The Teachers' Superannuation (Sharing of Pensions on Divorce or Annulment) Regulations (Northern Ireland) 2001

Explanatory Note

(This note is not part of the Regulations.)

These Regulations further amend the Teachers' Superannuation Regulations (Northern Ireland) 1998 (“the 1998 Regulations”) and the Teachers' Superannuation (Additional Voluntary Contributions) Regulations (Northern Ireland) 1996 (“the 1996 Regulations”). The amendments make provision for pension benefits to a former spouse following the sharing of pensions on divorce or nullity of marriage.

Regulation 2(1) and Schedule 1 insert a new Part I into the 1998 Regulations after Part H, regulation 2(2) and Schedule 2 insert new definitions into Schedule 1 to the 1998 Regulations, regulation 2(2) and Schedule 2 insert new definitions into Schedule 1 of the 1998 Regulations and regulation 2(3) and Schedule 3 make further amendments to those Regulations. Regulation 3(1) and Schedule 4 insert a new regulation 13A into the 1996 Regulations, and regulation 3(2) and Schedule 5 make further amendments including inserting new definitions into the 1996 Regulations.

Part I as inserted into the 1998 Regulations provides that pension sharing within the meaning of Part V of the Welfare Reform and Pensions Order (Northern Ireland) 1999 is available under the Teachers' Superannuation Scheme thus entitling a former spouse (“the pension credit member”) to rights in the Teachers' Superannuation Scheme (regulation I1). The regulations provide for the identification of the percentage of his rights that are safeguarded rights within the meaning of the Pension Schemes Act 1993 (regulation I2). The Department may give effect to safeguarded rights only by the provision of a pension for life by virtue of the Pension Sharing (Safeguarded Rights) Regulations (Northern Ireland) 2000.

In addition to a pension, the pension credit member is entitled to a lump sum unless one has already been paid to his former spouse. Subject to making an application for payment, the pension credit member receives his benefits at the age of 60 (regulation I3).

The pension of a pension credit member may be commuted to a lump sum if, prior to his reaching the age of 60, he is suffering from serious ill-health or if the aggregate of benefits payable to him do not exceed a prescribed amount, currently £260 per annum (regulation I4).

The pension, except that payable in respect of the pension credit member’s safeguarded rights, may also be deferred, suspended or reduced where he has been convicted of treason or sentenced to imprisonment of at least 10 years for one or more offences under the Official Secrets Acts 1911 to 1989 (regulation I5).

If a person dies after a pension sharing order has been made but before the Department has discharged its liability in respect of it, or if a pension credit member dies before he has received his benefits, or if he has received a pension for less than five years, a death grant becomes payable (regulation I6).

The Department will not pay or accept transfer values in respect of pension credit rights or benefits (regulation I7).

A pension debit member cannot replace rights debited as a consequence of pension sharing which he could not have acquired had pension sharing not occurred.
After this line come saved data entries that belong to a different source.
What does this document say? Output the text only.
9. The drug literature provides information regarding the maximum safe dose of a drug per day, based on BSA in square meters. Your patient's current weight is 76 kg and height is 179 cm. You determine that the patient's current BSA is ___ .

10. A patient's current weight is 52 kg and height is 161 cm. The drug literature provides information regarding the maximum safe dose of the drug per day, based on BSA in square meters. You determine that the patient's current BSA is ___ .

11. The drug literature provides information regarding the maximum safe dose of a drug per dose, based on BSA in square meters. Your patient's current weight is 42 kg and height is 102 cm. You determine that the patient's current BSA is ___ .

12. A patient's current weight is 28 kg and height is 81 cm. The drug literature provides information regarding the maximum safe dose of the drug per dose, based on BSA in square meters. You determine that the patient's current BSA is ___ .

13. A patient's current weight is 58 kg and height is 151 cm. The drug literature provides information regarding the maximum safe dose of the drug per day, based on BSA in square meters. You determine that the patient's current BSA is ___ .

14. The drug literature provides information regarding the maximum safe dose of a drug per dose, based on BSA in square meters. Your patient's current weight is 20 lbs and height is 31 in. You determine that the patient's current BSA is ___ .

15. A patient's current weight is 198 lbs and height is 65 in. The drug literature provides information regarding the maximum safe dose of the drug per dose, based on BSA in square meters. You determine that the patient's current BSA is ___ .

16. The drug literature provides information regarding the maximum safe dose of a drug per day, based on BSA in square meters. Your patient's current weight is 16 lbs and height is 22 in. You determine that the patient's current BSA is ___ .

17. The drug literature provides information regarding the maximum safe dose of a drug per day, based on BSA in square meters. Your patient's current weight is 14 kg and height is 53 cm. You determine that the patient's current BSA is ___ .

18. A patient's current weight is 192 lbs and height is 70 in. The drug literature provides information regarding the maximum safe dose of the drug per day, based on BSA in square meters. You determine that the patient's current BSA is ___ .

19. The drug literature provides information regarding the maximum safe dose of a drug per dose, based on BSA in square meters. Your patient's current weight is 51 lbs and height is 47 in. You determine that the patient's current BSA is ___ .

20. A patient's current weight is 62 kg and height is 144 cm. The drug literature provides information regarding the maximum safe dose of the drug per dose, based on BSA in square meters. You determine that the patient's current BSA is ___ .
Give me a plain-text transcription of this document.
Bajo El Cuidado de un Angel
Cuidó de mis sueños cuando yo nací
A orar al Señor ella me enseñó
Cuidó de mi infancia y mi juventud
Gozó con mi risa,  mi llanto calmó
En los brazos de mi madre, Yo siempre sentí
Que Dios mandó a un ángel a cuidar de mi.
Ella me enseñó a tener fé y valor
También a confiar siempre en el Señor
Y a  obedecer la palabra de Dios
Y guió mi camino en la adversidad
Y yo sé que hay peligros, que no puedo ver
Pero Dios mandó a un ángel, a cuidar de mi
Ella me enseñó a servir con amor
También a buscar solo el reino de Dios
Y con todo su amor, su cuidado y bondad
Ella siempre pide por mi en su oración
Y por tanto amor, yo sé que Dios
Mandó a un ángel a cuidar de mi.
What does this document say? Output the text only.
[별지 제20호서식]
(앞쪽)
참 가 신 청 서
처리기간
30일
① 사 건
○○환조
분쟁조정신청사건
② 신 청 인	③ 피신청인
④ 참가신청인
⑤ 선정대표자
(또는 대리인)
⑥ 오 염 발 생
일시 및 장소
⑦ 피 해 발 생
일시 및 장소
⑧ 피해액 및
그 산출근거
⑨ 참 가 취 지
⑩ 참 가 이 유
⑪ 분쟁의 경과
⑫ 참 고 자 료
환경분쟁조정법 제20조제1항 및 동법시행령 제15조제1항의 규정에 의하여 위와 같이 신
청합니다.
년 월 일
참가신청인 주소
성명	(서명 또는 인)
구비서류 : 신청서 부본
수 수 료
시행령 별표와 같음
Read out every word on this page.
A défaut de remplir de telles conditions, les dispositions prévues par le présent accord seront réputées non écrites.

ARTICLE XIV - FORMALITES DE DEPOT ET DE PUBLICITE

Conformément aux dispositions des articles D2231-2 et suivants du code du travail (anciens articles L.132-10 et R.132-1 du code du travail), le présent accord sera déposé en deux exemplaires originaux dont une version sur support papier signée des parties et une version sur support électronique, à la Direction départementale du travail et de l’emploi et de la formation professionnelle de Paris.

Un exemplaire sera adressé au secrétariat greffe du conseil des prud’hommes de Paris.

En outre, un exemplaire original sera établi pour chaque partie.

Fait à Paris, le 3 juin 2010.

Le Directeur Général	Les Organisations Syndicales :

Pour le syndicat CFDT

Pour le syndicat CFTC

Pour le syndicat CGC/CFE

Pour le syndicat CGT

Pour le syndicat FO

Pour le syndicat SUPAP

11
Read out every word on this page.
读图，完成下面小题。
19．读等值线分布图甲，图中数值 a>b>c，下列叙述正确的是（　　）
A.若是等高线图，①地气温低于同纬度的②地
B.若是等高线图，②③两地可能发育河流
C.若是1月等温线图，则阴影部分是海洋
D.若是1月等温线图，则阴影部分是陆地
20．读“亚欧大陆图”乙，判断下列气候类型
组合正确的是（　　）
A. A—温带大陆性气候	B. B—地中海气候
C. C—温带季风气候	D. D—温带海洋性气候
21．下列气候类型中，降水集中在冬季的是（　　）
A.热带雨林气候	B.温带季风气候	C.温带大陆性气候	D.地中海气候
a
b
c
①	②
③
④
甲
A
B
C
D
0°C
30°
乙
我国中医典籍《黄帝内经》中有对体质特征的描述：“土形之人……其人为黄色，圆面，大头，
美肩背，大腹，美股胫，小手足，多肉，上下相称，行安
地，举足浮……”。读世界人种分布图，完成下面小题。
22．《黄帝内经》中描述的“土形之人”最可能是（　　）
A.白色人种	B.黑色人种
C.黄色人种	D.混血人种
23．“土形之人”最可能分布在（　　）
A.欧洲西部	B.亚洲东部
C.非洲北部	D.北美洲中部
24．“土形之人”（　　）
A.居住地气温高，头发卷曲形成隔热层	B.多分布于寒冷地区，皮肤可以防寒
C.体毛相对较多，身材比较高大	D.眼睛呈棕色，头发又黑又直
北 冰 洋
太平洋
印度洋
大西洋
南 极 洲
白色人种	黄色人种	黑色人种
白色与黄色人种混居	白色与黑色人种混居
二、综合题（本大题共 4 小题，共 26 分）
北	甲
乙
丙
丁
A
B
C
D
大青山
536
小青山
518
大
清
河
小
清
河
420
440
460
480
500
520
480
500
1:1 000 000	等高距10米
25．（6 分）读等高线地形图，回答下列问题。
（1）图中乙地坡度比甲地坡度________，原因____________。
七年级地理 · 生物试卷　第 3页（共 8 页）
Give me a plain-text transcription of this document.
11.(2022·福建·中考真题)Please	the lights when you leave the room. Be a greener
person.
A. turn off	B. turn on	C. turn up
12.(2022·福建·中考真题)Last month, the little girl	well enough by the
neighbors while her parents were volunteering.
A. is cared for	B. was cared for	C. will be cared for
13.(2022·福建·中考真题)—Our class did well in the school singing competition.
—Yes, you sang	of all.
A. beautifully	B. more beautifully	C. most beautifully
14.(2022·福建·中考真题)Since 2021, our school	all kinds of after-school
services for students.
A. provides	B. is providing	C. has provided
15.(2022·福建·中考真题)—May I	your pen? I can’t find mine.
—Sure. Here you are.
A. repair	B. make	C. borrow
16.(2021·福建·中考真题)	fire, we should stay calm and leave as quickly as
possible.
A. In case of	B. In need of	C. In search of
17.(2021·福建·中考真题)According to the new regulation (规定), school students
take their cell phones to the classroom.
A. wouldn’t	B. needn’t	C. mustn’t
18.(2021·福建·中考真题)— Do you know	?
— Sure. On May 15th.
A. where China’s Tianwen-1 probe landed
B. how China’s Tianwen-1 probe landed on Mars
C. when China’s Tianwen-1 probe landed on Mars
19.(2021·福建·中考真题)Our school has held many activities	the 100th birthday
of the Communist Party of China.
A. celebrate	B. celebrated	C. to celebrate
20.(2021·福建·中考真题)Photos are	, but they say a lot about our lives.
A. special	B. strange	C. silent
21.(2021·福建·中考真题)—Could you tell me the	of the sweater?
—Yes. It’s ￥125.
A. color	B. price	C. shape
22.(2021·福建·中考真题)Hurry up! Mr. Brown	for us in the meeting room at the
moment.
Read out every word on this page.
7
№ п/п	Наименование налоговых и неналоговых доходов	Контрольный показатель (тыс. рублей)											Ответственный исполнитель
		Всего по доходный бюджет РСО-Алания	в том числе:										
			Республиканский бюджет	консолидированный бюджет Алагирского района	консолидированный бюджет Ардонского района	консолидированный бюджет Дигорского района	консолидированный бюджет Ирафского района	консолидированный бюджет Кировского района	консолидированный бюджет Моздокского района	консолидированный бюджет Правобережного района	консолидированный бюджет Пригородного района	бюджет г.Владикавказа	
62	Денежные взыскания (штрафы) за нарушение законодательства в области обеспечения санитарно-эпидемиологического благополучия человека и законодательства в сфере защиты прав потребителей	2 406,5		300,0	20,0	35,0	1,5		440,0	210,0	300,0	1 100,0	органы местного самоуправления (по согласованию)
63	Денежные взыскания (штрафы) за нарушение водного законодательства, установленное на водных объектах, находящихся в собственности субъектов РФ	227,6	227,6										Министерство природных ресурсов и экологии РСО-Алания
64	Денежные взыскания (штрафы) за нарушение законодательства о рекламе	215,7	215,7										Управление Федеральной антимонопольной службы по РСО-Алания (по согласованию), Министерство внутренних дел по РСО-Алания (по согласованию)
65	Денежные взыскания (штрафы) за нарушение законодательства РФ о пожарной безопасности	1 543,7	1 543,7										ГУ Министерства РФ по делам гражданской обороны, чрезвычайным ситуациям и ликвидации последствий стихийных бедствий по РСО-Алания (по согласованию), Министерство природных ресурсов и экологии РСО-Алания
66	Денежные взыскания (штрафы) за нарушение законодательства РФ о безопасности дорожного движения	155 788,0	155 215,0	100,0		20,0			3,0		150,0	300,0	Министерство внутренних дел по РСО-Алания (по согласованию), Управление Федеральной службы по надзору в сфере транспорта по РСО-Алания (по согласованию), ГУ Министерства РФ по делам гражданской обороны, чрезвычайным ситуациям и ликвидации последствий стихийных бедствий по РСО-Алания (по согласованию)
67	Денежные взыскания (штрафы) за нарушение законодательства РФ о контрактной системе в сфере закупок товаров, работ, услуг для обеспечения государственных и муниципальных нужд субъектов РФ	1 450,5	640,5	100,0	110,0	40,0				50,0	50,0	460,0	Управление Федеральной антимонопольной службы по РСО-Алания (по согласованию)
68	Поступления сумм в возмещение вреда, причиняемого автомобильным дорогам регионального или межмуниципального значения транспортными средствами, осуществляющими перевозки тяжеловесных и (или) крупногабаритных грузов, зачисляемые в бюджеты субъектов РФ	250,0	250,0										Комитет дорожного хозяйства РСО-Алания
This shall not apply in the case of moderate earners as defined in regulations 5(4) to (6) of the Retirement Benefits Schemes (Sharing of Pension on Divorce or Annulment) Regulations 2000 (regulation I8).

A pension credit member who is in pensionable employment or is not in pensionable employment but is qualified for benefits under Teachers' Superannuation Scheme cannot count any period in connection with his pension credit benefit towards any qualification period required by the Teachers' Superannuation Scheme (regulation I9).

Pension credits and pension credit benefits cannot be assigned or charged except as provided for in these Regulations (regulation I10).

Pensions payable to children on the death of a pension debit member will not be reduced as a result of pension sharing but pensions payable to a widow, widower or nominated beneficiary will be reduced (Schedule 3, paragraphs 1 and 2).

Regulation 13A as inserted into the 1996 Regulations provides that pension sharing is available in the AVC Scheme. The pension credit member’s share of his former spouse’s contributions will be invested by the Department in accordance with the pension credit member’s wishes. A pension for life and one or more dependant’s pensions for life may be provided from the pension policy purchased under the Regulations. The pension will commence not earlier than the date on which the pension credit member reaches the age of 60. If a person dies after a pension sharing order has been made but before the Department has discharged its liability in respect of it, a lump sum equal to the value of that pension credit at the date of his death is paid to his personal representatives. The following paragraphs of regulation 12 apply with modifications; paragraph (4) (no surrender etc), (5) (benefits election); (6) (death within 5 years of pension commencing), (7) (purchase of pension policy), (8) (no benefit elections), (9) (death before pension commences etc), (10) (commutation for serious ill-health), and (11) (commutation for triviality) (Schedule 4).

Regulation 11 of the 1996 Regulations is amended to provide that a pension credit member may transfer his pension credits out of the AVC scheme (Schedule 5, paragraph 3).